Open cochrane opened this issue 9 years ago • 2 comments

I strongly believe unit tests and other automated tests can be very useful, and I think that's true for OpenTomb as well. I'm just not sure how. Here's my general thoughts, just throwing them at the wall and seeing what sticks:

  • Unit tests on module layer. There are a lot of things that cannot be usefully tested with unit tests, because they require the full app working together. But there are many parts that can and that have caused issues before (e.g. texture atlas). For those using unit tests could help. We just need to figure out a useful C++ unit test framework. There are millions out there, and I have no idea which one is best (the one I use for my private projects is OS X only; no point even thinking about that one).
  • Fully automated game runs. These would be lua scripts that send action messages, for example something like (pseudo-code only):
runToPosition(1024, 1024, 1024)
turnTowards(NORTH)
setKey(ACTION, true)
wait(100)
setKey(ACTION, false)
assertPosition(1024, 1512, 1024)

I did some preliminary work on that one, and it seems like I could get it working eventually, but there are still a number of obstacles to overcome. I imagine this would be most useful in smaller doses, e.g. scripting single, known-to-be-problematic levels or parts of levels. Note that this would not just send keys, but also read back current positions and so on to deal with variations in behavior. Sending just key presses with delays is guaranteed to lead to madness.

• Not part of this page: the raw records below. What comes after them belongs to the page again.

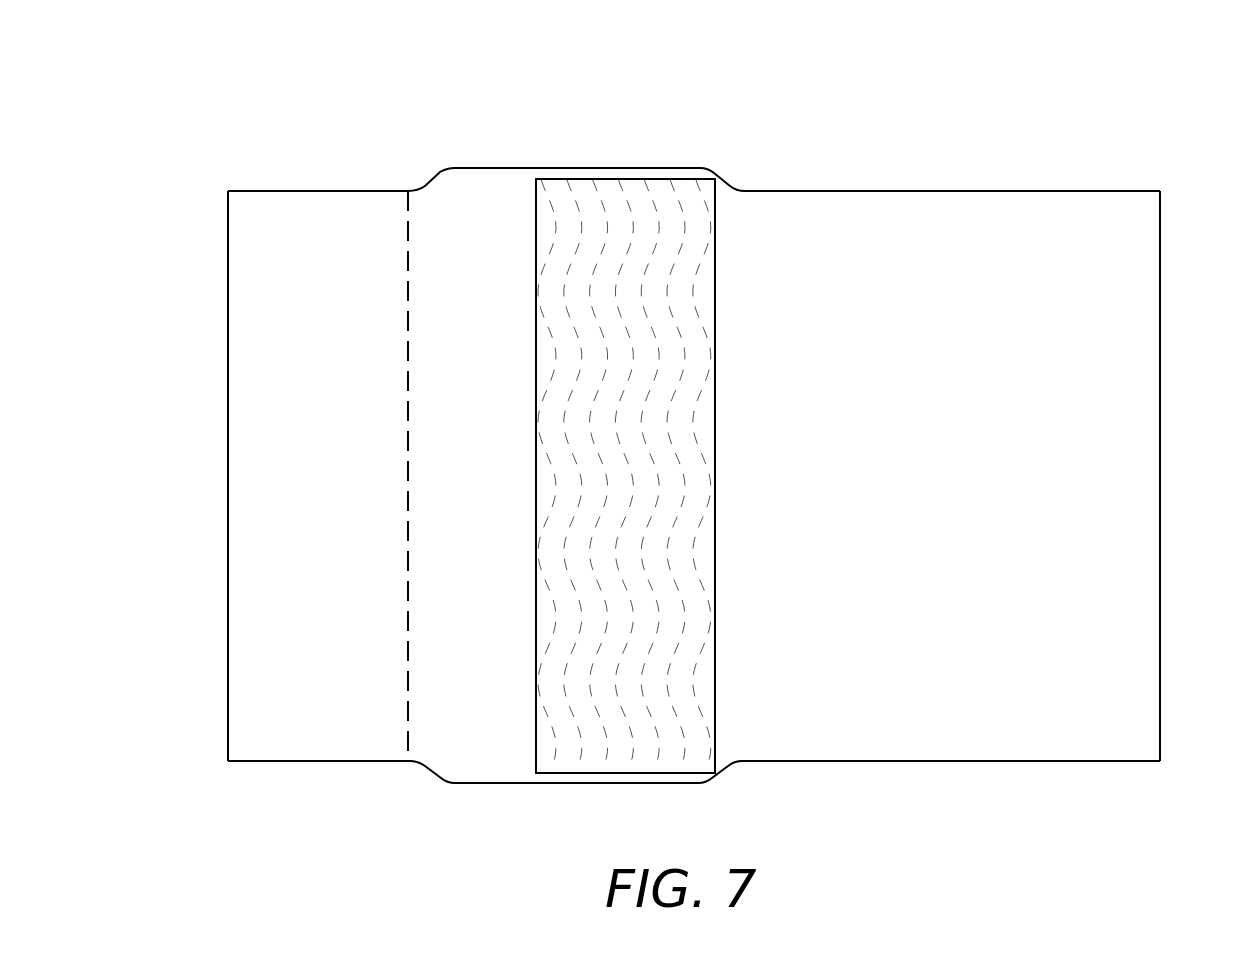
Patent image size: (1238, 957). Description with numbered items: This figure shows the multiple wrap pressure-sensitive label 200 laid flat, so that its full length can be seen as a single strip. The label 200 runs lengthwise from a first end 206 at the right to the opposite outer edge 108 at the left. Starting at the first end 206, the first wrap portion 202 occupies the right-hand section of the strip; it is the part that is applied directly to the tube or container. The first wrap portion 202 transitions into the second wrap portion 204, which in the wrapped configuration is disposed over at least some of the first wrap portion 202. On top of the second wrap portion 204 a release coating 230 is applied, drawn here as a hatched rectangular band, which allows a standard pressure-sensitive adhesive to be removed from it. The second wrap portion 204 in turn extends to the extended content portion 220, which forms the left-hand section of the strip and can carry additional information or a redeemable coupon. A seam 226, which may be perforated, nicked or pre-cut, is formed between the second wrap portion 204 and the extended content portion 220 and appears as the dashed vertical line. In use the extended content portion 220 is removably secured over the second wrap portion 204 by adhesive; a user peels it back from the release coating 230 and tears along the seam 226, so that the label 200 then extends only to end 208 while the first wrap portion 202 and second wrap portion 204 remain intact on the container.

The multiple wrap PS label 200 is at (513, 85).
The first wrap portion 202 is at (920, 747).
The second wrap portion 204 is at (480, 767).
The first end 206 is at (1160, 761).
The end 208 is at (410, 763).
The left edge 108 is at (228, 761).
The extended content portion 220 is at (340, 747).
The seam 226 is at (407, 415).
The release coating 230 is at (674, 178).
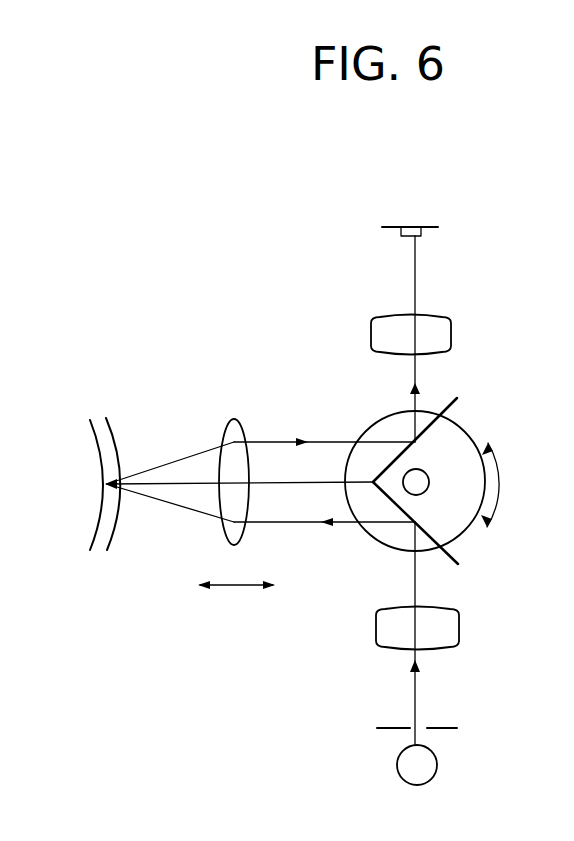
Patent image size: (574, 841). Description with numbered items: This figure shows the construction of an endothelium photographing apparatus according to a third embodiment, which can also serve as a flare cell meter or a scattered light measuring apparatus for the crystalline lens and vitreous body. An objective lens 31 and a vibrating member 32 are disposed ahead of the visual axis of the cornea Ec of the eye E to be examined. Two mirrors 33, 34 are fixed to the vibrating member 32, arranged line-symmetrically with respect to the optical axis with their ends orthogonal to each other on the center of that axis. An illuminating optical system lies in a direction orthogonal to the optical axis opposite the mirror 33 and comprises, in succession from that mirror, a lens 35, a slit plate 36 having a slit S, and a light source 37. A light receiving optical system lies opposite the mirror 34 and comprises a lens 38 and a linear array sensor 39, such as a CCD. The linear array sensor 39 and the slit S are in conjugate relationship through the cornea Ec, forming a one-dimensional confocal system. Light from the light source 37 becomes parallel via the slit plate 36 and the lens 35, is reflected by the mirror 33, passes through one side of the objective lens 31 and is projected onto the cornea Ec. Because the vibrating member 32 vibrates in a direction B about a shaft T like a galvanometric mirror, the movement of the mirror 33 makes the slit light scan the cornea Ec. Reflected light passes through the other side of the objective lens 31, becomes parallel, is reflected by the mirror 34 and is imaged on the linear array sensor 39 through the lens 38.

The objective lens 31 is at (235, 430).
The vibrating member 32 is at (390, 415).
The mirror 33 is at (455, 553).
The mirror 34 is at (453, 405).
The lens 35 is at (458, 622).
The slit plate 36 is at (453, 733).
The light source 37 is at (435, 775).
The lens 38 is at (450, 334).
The linear array sensor 39 is at (417, 238).
The eye to be examined E is at (93, 470).
The cornea Ec is at (118, 437).
The shaft T is at (424, 471).
The direction of vibration B is at (504, 485).
The slit S is at (422, 727).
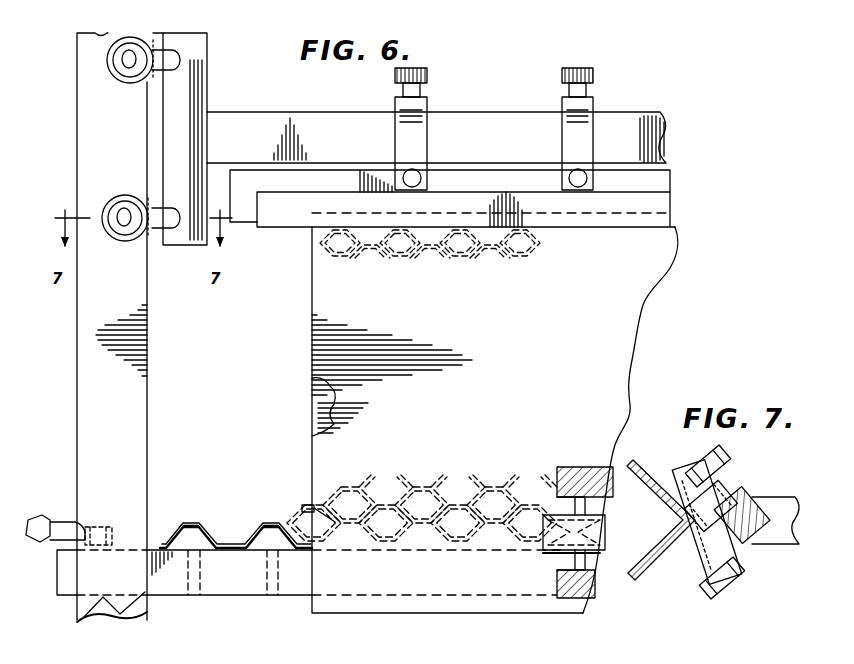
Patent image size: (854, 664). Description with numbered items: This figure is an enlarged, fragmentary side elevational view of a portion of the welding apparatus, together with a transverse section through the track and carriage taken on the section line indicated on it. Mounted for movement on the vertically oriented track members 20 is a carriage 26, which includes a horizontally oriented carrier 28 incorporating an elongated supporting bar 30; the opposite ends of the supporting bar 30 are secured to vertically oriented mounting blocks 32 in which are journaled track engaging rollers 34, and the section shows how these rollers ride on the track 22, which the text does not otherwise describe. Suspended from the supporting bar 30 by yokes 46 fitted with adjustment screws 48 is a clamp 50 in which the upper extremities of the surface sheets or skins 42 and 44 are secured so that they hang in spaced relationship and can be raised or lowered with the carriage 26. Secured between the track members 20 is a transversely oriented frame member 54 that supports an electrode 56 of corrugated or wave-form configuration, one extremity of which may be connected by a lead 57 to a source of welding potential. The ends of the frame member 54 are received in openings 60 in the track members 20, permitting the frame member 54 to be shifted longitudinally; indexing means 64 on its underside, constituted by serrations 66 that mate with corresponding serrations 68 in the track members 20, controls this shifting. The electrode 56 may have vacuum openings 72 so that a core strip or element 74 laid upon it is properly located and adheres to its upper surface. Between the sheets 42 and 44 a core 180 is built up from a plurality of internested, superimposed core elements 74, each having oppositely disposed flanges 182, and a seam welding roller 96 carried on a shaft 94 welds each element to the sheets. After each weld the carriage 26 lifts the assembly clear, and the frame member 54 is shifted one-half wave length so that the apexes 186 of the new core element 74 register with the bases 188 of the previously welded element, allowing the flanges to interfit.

In FIG. 6, the track members 20 is at (110, 327).
In FIG. 7, the track members 20 is at (656, 551).
In FIG. 6, the rail 22 is at (95, 375).
In FIG. 7, the rail 22 is at (660, 570).
In FIG. 6, the carriage 26 is at (455, 122).
In FIG. 6, the carrier 28 is at (455, 121).
In FIG. 6, the supporting bar 30 is at (652, 140).
In FIG. 7, the supporting bar 30 is at (772, 540).
In FIG. 6, the mounting blocks 32 is at (185, 108).
In FIG. 7, the mounting blocks 32 is at (742, 508).
In FIG. 6, the track engaging rollers 34 is at (125, 72).
In FIG. 7, the track engaging rollers 34 is at (705, 460).
In FIG. 6, the surface sheet 42 is at (473, 420).
In FIG. 6, the surface sheet 44 is at (312, 392).
In FIG. 6, the yokes 46 is at (427, 150).
In FIG. 6, the adjustment screws 48 is at (427, 75).
In FIG. 6, the clamp 50 is at (668, 205).
In FIG. 6, the frame member 54 is at (260, 592).
In FIG. 6, the electrode 56 is at (247, 509).
In FIG. 6, the lead 57 is at (40, 520).
In FIG. 6, the openings 60 is at (82, 597).
In FIG. 6, the indexing means 64 is at (125, 615).
In FIG. 6, the serrations 66 is at (147, 605).
In FIG. 6, the serrations 68 is at (112, 604).
In FIG. 6, the vacuum openings 72 is at (193, 525).
In FIG. 6, the core strip 74 is at (425, 268).
In FIG. 6, the shaft 94 is at (598, 558).
In FIG. 6, the seam welding roller 96 is at (600, 525).
In FIG. 6, the core 180 is at (352, 475).
In FIG. 6, the flanges 182 is at (525, 480).
In FIG. 6, the apexes 186 is at (287, 525).
In FIG. 6, the bases 188 is at (520, 240).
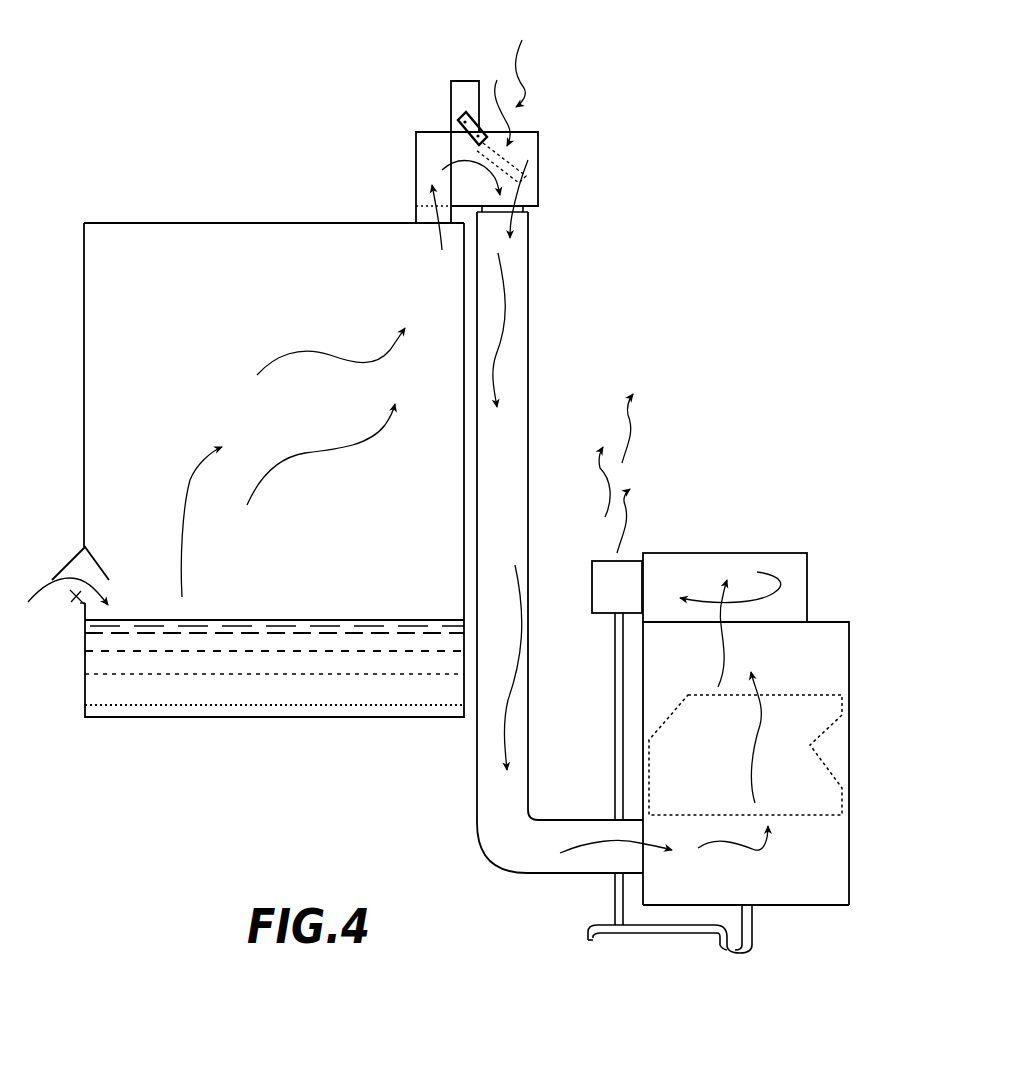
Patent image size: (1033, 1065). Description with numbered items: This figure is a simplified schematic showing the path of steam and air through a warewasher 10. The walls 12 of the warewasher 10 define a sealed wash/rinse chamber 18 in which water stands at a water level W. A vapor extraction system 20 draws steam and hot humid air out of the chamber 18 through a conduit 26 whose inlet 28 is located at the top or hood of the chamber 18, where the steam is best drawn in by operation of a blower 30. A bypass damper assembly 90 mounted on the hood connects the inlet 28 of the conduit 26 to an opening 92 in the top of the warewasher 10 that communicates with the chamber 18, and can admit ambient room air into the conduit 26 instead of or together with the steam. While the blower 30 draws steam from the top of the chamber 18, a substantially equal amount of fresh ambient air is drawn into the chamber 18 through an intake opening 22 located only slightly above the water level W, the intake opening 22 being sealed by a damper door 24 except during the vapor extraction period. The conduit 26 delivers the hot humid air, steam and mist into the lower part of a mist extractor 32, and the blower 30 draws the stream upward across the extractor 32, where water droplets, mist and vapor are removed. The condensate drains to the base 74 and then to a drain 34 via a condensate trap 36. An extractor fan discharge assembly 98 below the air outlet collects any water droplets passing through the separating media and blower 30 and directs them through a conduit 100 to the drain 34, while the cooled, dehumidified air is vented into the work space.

The warewasher 10 is at (113, 206).
The walls 12 is at (84, 328).
The wash/rinse chamber 18 is at (293, 435).
The vapor extraction system 20 is at (640, 772).
The intake opening 22 is at (80, 603).
The damper door 24 is at (67, 560).
The conduit 26 is at (521, 317).
The inlet 28 is at (521, 220).
The blower 30 is at (706, 552).
The mist extractor 32 is at (745, 724).
The drain 34 is at (588, 946).
The condensate trap 36 is at (738, 955).
The base 74 is at (785, 906).
The bypass damper assembly 90 is at (540, 145).
The opening 92 is at (424, 232).
The extractor fan discharge assembly 98 is at (592, 592).
The conduit 100 is at (615, 645).
The water level W is at (255, 613).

Could either of this work and be useful? Does anyone have other suggestions? The testing approach right now is clearly not sufficient (whenever I do something I end up breaking TR3, because I rarely test on that one, for example), and I think this might help.

cochrane avatar Aug 06 '15 05:08 cochrane

I'd prefer Boost Test, but that's mainly because I love Boost, and I don't know other test systems. A benefit of Boost Test would be that it introduces Boost in general, which (despite the additional dependency) I consider a possible improvement, because many new c++ standards/extensions have their origin in Boost anyway.

stohrendorf avatar Aug 06 '15 05:08 stohrendorf

Oh yes! That would be definitely most useful.

I just suggest that it don't use the realtime engine as it is now. It's non-deterministic. There should be a simulation framework. At the bare minimum it should simulate time intervals.